Wahrscheinlich sind das extreme Einzelfälle, aber dennoch beunruhigt mich, wie hier viele Bürger im Namen der Gesundheit Selbstjustiz vollziehen. Großteils werden die neuen Gesetze und Verordnungen nicht nur unreflektiert hingenommen, sondern teilweise scheint es auch so als wäre alles verboten, das die Regierung nicht ausdrücklich erlaubt hat. Die Krise hat mir gezeigt, dass Menschen in Notsituationen zwar besonders solidarisch sein können, auf der anderen Seite aber vergessen, politische Entscheidungen kritisch zu hinterfragen. Selbst die Medien schienen anfänglich in eine Art Schockstarre gefallen zu sein. Sie haben zumindest in den ersten Wochen ausschließlich die Entscheidungen der Regierung unreflektiert weiterverbreitet. Für Kritik und Analysen blieb keine Zeit. Zum einen ist diese Reaktion verständlich, zumal es eine derartige Pandemie noch nie gegeben hat, zum anderen werde ich jetzt wohl bei der nächsten Diskussion in der Pub-Runde nie wieder sagen können, dass eine Diktatur in unserem Land heutzutage unmöglich wäre.

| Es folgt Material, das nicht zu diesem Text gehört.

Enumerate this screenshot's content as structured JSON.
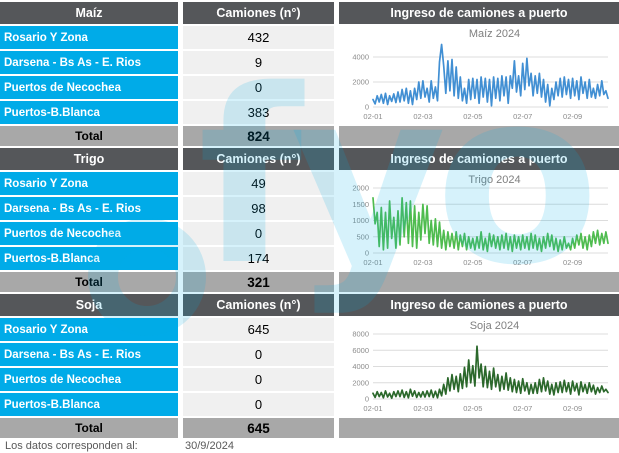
{
  "page": {
    "footer_label": "Los datos corresponden al:",
    "footer_date": "30/9/2024",
    "watermark_text": "fyo"
  },
  "colors": {
    "header_bg": "#55575A",
    "row_label_bg": "#00ABE8",
    "value_bg": "#F0F0F0",
    "total_bg": "#A8A8A8",
    "grid": "#DCDCDC",
    "tick_label": "#8C8C8C",
    "chart_title": "#7F7F7F",
    "maiz_line": "#418FD3",
    "trigo_line": "#4FBC4F",
    "soja_line": "#2B682B"
  },
  "sections": [
    {
      "title": "Maíz",
      "column_header": "Camiones (n°)",
      "chart_header": "Ingreso de camiones a puerto",
      "rows": [
        {
          "label": "Rosario Y Zona",
          "value": "432"
        },
        {
          "label": "Darsena - Bs As - E. Rios",
          "value": "9"
        },
        {
          "label": "Puertos de Necochea",
          "value": "0"
        },
        {
          "label": "Puertos-B.Blanca",
          "value": "383"
        }
      ],
      "total_label": "Total",
      "total_value": "824"
    },
    {
      "title": "Trigo",
      "column_header": "Camiones (n°)",
      "chart_header": "Ingreso de camiones a puerto",
      "rows": [
        {
          "label": "Rosario Y Zona",
          "value": "49"
        },
        {
          "label": "Darsena - Bs As - E. Rios",
          "value": "98"
        },
        {
          "label": "Puertos de Necochea",
          "value": "0"
        },
        {
          "label": "Puertos-B.Blanca",
          "value": "174"
        }
      ],
      "total_label": "Total",
      "total_value": "321"
    },
    {
      "title": "Soja",
      "column_header": "Camiones (n°)",
      "chart_header": "Ingreso de camiones a puerto",
      "rows": [
        {
          "label": "Rosario Y Zona",
          "value": "645"
        },
        {
          "label": "Darsena - Bs As - E. Rios",
          "value": "0"
        },
        {
          "label": "Puertos de Necochea",
          "value": "0"
        },
        {
          "label": "Puertos-B.Blanca",
          "value": "0"
        }
      ],
      "total_label": "Total",
      "total_value": "645"
    }
  ],
  "chart_data": [
    {
      "type": "line",
      "title": "Maíz 2024",
      "color": "#418FD3",
      "x_tick_labels": [
        "02-01",
        "02-03",
        "02-05",
        "02-07",
        "02-09"
      ],
      "x_tick_indices": [
        0,
        24,
        48,
        72,
        96
      ],
      "y_ticks": [
        0,
        2000,
        4000
      ],
      "ylim": [
        0,
        5200
      ],
      "values": [
        600,
        250,
        900,
        400,
        1000,
        300,
        1100,
        200,
        900,
        450,
        1050,
        350,
        1200,
        400,
        1400,
        500,
        1500,
        300,
        1300,
        200,
        1500,
        600,
        2000,
        700,
        2100,
        800,
        1500,
        400,
        2100,
        700,
        1600,
        500,
        3600,
        5000,
        3300,
        1100,
        3700,
        1300,
        3800,
        900,
        3200,
        700,
        2400,
        500,
        1500,
        300,
        2200,
        600,
        2300,
        700,
        2200,
        300,
        2400,
        800,
        2300,
        400,
        2200,
        100,
        2400,
        700,
        2300,
        500,
        2500,
        900,
        2400,
        300,
        2500,
        1500,
        3700,
        1200,
        2500,
        900,
        3500,
        1400,
        3900,
        1700,
        2700,
        900,
        2500,
        1100,
        2700,
        800,
        2200,
        400,
        1800,
        100,
        1500,
        600,
        2000,
        900,
        2300,
        800,
        2400,
        1000,
        2200,
        700,
        2300,
        900,
        2100,
        600,
        2400,
        1100,
        2000,
        700,
        2200,
        800,
        1500,
        700,
        1800,
        900,
        2100,
        1000,
        1300,
        700
      ]
    },
    {
      "type": "line",
      "title": "Trigo 2024",
      "color": "#4FBC4F",
      "x_tick_labels": [
        "02-01",
        "02-03",
        "02-05",
        "02-07",
        "02-09"
      ],
      "x_tick_indices": [
        0,
        24,
        48,
        72,
        96
      ],
      "y_ticks": [
        0,
        500,
        1000,
        1500,
        2000
      ],
      "ylim": [
        0,
        2000
      ],
      "values": [
        1700,
        900,
        1250,
        200,
        1400,
        100,
        1250,
        150,
        1600,
        450,
        1100,
        150,
        1300,
        250,
        1700,
        500,
        1550,
        300,
        1600,
        200,
        1450,
        150,
        1250,
        400,
        1500,
        600,
        1450,
        300,
        1000,
        250,
        1050,
        200,
        950,
        150,
        700,
        100,
        650,
        200,
        600,
        150,
        650,
        100,
        550,
        200,
        600,
        100,
        500,
        150,
        450,
        100,
        500,
        150,
        650,
        100,
        450,
        50,
        600,
        200,
        550,
        150,
        500,
        100,
        550,
        150,
        600,
        100,
        500,
        50,
        550,
        150,
        500,
        100,
        550,
        150,
        500,
        100,
        600,
        150,
        550,
        100,
        450,
        50,
        500,
        150,
        600,
        200,
        550,
        100,
        450,
        50,
        400,
        100,
        500,
        150,
        300,
        100,
        450,
        150,
        550,
        250,
        600,
        150,
        500,
        100,
        550,
        200,
        650,
        300,
        700,
        250,
        600,
        300,
        650,
        300
      ]
    },
    {
      "type": "line",
      "title": "Soja 2024",
      "color": "#2B682B",
      "x_tick_labels": [
        "02-01",
        "02-03",
        "02-05",
        "02-07",
        "02-09"
      ],
      "x_tick_indices": [
        0,
        24,
        48,
        72,
        96
      ],
      "y_ticks": [
        0,
        2000,
        4000,
        6000,
        8000
      ],
      "ylim": [
        0,
        8000
      ],
      "values": [
        700,
        200,
        900,
        300,
        800,
        150,
        1000,
        250,
        700,
        100,
        900,
        300,
        1000,
        300,
        1100,
        200,
        900,
        150,
        1200,
        350,
        1000,
        200,
        800,
        250,
        900,
        250,
        1000,
        300,
        1100,
        200,
        950,
        150,
        1200,
        400,
        1800,
        600,
        2600,
        1000,
        3000,
        1200,
        2800,
        900,
        3100,
        1300,
        3900,
        1500,
        4800,
        2000,
        4100,
        1600,
        6500,
        2600,
        4300,
        1500,
        4000,
        1400,
        3400,
        1200,
        3800,
        1500,
        3000,
        1000,
        2800,
        1200,
        3200,
        1100,
        2600,
        900,
        2400,
        800,
        2200,
        700,
        2500,
        1000,
        2000,
        600,
        1800,
        700,
        2000,
        700,
        2400,
        900,
        2600,
        1000,
        2200,
        600,
        1800,
        500,
        2000,
        800,
        2100,
        800,
        2300,
        900,
        2000,
        600,
        2200,
        1000,
        1900,
        500,
        2100,
        900,
        1800,
        700,
        2000,
        900,
        1700,
        600,
        1400,
        800,
        1600,
        900,
        1200,
        800
      ]
    }
  ]
}
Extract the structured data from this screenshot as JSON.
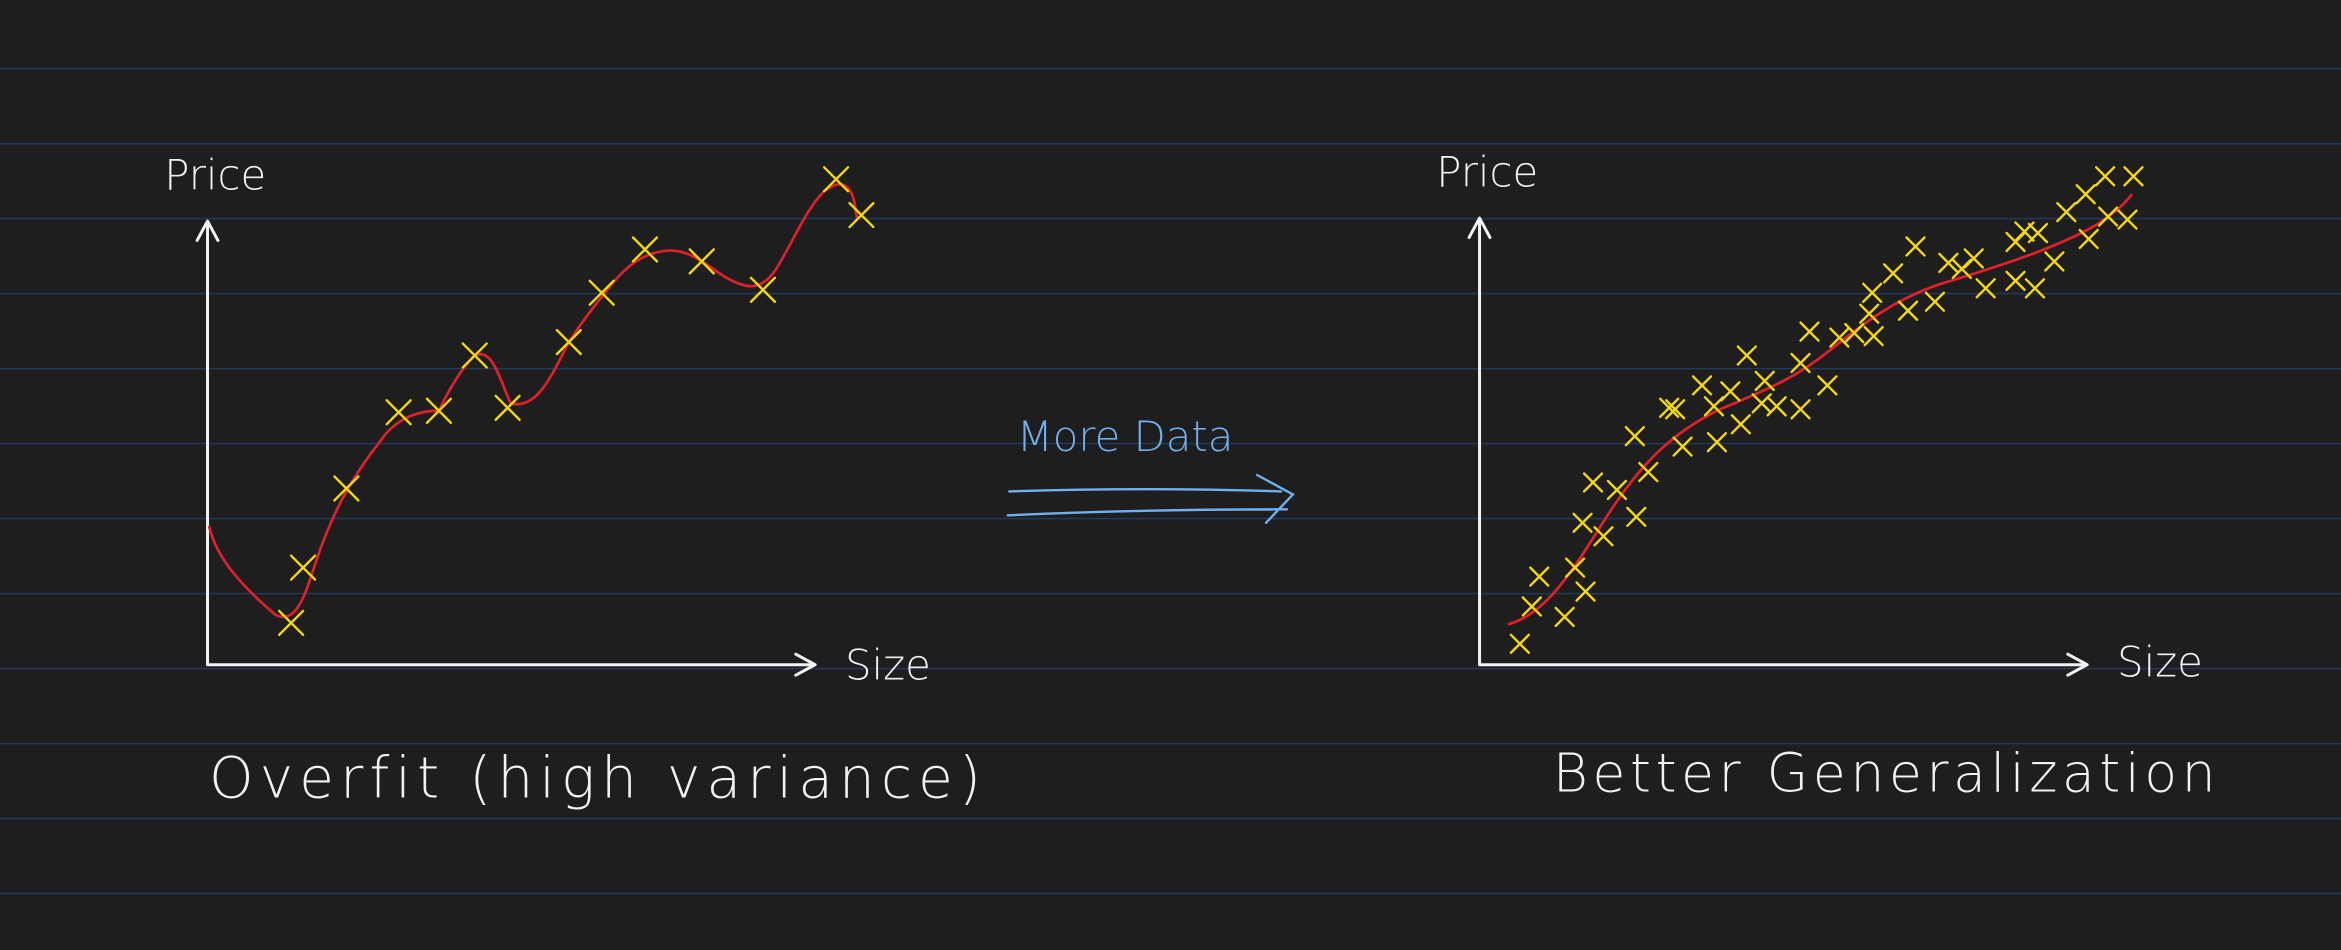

Sind wir doch nicht so gehorsam?
Um also den Mindestabstand einzuhalten, weiche ich bei meinem Spaziergang der entgegenkommenden Person aus. Dafür muss ich den Gehsteig verlassen und auf die Straße wechseln. Dabei beobachte ich, wie die Person ihren Hund auf einer Grünfläche sein Geschäft verrichten lässt. Daneben steht ein Schild, das auf die 36 Euro Strafe hinweist, falls man den Haufen seines Vierbeiners nicht wegräumt. Die Person geht weiter, der Haufen bleibt liegen und ich muss lachen. Vielleicht sind wir doch nicht so gehorsam, wie ich denke. Dabei laufe ich aber beinahe einem Mann mittleren Alters in die Arme. „Oida! Mindestabstand heast“, bellt er mich an.